How Frontier Became the First Exascale Supercomputer and What It Means for Science
The ORNL Frontier supercomputer has shattered the TOP500 record by achieving over one exaflop of performance, featuring AMD CPUs and GPUs, massive storage, high energy efficiency, and marking a pivotal shift in global high‑performance computing rankings.
The Frontier supercomputer from Oak Ridge National Laboratory (ORNL) has claimed the top spot on the TOP500 list, overtaking Japan's Fugaku and becoming the first machine to exceed one exaflop (1.1 × 10¹⁸ flops) in the Linpack benchmark.
Built on the HPE Cray EX235a architecture, Frontier combines AMD third‑generation EPYC 64‑core processors with Instinct MI250X accelerators, totaling 8,730,112 cores.
In addition to the performance lead, Frontier also tops the GREEN500 and HPL‑AI rankings, delivering an energy efficiency of 52.23 gigaflops per watt.
The system comprises 74 purpose‑built cabinets, housing more than 9,400 AMD‑based nodes, over 37,000 GPUs, 700 PB of storage, a 90‑mile (≈145 km) network, and liquid‑cooling capable of removing about 6,000 gallons of water per minute.
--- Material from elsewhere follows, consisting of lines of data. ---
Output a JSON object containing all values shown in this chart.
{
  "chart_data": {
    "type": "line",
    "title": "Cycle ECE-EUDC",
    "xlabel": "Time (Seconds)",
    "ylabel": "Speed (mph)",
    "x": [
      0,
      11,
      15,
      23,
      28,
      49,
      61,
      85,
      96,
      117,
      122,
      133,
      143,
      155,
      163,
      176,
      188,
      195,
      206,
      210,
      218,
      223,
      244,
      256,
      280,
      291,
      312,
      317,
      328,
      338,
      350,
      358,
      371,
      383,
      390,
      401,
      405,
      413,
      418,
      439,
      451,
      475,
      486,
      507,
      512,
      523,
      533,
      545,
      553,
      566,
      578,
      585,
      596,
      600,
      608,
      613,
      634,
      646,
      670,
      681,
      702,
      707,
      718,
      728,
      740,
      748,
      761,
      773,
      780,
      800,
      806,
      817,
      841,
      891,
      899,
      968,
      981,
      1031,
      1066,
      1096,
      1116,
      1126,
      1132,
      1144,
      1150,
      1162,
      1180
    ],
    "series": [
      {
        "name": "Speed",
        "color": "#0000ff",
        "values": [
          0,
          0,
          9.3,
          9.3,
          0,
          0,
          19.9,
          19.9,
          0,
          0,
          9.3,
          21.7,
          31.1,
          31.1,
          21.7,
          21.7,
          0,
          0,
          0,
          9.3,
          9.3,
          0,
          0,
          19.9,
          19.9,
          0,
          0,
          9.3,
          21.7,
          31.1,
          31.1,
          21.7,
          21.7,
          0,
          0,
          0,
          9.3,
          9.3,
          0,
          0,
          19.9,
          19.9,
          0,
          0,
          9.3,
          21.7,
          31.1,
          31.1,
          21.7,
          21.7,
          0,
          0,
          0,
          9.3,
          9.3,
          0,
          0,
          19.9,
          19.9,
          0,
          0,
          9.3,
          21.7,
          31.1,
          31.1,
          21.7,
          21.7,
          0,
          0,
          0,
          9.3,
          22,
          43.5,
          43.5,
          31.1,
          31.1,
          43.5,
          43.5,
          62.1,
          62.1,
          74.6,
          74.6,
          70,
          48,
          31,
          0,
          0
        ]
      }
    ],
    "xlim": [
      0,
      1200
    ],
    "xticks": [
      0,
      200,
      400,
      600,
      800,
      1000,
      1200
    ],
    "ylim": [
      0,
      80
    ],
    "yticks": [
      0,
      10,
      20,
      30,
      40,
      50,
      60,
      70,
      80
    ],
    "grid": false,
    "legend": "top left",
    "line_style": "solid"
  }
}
Its theoretical peak performance approaches two exaflops.
With Frontier’s debut, the United States now occupies five of the top ten positions in the TOP500 list (1st, 4th, 5th, 7th, and 8th), and five of the top ten machines use AMD processors.
China’s fastest listed system remains the Sunway TaihuLight at sixth place; however, China still leads in the total number of supercomputers worldwide, operating 186 machines compared with the United States' 123.
Frontier is still undergoing testing and validation and is expected to enter full scientific research operations in early next year.